In Between the Lines billed their Meliora Weekend show as “Bigger than Lewis Black.” At least they were optimistic.
The improvisational comedy group drew an awkwardly enthused crowd of students and parents to the Drama House on Friday night.
Things, however, looked bleak at the beginning of the show. The turnout was hampered by other events, not to mention the epic task of finding a parking spot during Meliora Weekend. Walking from the car was torturous, as it was 40 degrees and raining. Although the shows are usually free, In Between the Lines charged $2 at the door. And worst of all, star comedians and seniors Charlie Beller and Nels Youngborg were lost to a performance with the Geva Theater comedy group instead.
The lights dimmed, the music blared and one by one, the members of the troupe took their places on stage in an uncomfortable robot dance.
After a brief introduction, the troupe got into their sketches. The first few skits were less than memorable, but it usually takes a little while for both the crowd and the troupe to get warmed up.
It was apparent that most of the troupe was having difficulty censoring themselves from their usual uncouthness, but eventually this in itself became funny. It was most apparent in the sketch “Dan Glover’s Family Special.” In this sketch, an audience member is brought onto stage and asked to pick several improvisators to act as their family members. The improvisators act out a scene and the audience participant dings a bell if they play their roles correctly and constrastly honks a horn if they are incorrect.
This sketch worked well, because the audience member picked to go on stage was with her family. Freshman Jess Socha, the participant, picked junior Ted Limpert to play herself and newcomer and freshman Olivia Pederson to play her mother. Limpert is exuberant, to say the least, and most of what makes him funny is his ability to simply say or do whatever crazy thing is on his mind.
In this sketch, Socha – played by Limpert – came home and told her mother – Pederson – about how she wanted to convert to Judaism. Walking a fine line, especially with parents in the audience, Limpert spoke emphatically about the overwhelming number of Jews at the university.
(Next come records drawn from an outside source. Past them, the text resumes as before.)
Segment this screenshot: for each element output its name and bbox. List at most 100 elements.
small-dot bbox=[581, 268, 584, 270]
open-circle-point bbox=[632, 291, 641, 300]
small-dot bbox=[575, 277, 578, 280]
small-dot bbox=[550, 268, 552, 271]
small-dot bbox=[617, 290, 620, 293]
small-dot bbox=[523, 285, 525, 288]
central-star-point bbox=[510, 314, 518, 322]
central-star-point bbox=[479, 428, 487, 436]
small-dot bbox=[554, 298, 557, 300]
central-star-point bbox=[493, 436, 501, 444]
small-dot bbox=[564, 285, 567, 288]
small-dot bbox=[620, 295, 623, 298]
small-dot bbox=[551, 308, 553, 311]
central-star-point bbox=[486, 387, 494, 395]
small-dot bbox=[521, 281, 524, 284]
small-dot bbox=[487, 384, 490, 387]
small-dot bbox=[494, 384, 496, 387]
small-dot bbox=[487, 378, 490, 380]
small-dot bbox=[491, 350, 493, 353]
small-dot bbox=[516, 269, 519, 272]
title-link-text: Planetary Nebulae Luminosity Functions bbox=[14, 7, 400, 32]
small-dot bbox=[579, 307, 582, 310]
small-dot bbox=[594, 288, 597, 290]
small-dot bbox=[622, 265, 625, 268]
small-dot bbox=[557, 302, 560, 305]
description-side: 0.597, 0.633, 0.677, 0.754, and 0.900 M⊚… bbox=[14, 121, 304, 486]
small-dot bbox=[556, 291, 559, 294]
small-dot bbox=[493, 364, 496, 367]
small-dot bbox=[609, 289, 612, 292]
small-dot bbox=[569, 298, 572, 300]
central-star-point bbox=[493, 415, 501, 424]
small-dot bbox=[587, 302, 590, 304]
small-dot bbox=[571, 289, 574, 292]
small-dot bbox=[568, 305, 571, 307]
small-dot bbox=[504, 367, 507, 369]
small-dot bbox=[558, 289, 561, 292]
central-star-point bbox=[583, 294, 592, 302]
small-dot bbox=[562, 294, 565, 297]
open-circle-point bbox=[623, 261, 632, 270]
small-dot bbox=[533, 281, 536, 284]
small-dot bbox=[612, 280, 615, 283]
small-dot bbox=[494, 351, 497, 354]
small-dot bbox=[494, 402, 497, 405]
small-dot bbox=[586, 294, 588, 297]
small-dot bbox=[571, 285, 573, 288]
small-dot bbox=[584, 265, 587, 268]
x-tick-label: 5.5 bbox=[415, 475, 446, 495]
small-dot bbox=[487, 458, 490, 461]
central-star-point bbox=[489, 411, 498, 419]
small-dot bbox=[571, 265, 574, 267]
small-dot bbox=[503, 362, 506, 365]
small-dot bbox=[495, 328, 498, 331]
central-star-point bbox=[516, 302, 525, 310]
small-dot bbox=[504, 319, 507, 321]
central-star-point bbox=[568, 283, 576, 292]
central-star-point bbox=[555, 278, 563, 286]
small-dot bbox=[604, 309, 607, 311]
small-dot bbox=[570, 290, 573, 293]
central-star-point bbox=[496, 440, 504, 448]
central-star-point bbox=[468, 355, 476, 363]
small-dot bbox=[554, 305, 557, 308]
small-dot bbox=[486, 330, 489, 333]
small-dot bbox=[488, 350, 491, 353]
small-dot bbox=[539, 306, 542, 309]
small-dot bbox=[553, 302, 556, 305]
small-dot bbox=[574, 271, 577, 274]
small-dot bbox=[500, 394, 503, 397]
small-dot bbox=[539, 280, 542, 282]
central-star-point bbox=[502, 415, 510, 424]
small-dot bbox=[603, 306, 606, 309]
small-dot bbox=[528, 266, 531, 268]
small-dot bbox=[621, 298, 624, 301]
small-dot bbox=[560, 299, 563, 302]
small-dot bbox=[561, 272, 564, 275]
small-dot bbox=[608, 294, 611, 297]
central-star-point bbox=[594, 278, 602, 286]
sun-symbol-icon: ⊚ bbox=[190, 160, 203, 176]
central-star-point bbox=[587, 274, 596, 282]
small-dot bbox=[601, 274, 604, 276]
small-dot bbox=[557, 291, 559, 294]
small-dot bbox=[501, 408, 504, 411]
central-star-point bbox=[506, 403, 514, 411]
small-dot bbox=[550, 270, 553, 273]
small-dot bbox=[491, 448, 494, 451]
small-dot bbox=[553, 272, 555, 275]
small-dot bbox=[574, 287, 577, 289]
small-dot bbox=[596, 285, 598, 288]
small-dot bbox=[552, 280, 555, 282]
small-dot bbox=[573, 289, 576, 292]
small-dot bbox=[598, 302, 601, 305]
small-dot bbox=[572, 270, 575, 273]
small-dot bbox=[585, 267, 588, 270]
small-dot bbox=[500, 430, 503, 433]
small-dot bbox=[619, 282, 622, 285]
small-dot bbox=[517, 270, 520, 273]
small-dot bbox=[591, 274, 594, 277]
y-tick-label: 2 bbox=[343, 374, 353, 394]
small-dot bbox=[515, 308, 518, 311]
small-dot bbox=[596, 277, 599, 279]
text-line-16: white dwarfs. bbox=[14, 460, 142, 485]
All the while, the real Jess rang the bell profusely.
By the end of the show, performers, parents and students alike were thoroughly absorbed. Everybody seemed to have a reason for being there, whether it was just to laugh and have a good time, or something more.
“[My favorite parts of improv are the] audience participation and when [the actors] mess up and laugh at themselves,” audience member senior Heather Good said.
Sophomore Elizabeth “Bits” Campisi seemed excited just to be performing.
“This semester was my third time auditioning for the show,” Campisi said. “During my freshman orientation, I saw In Between the Lines. Nels Youngborg [soon] convinced me to come to Monday rehearsals, which anyone can go to and I fell in love with it.”
Every member of In Between the Lines stepped it up on Friday night. The troupe dealt well with the absence of Beller and Youngborg. The culmination of the pensive, ridiculous and virginal comedic personas exerted by different actors resulted in a great show.
Catch their next performance for free at 10 p.m. on Nov. 3 at the Drama House.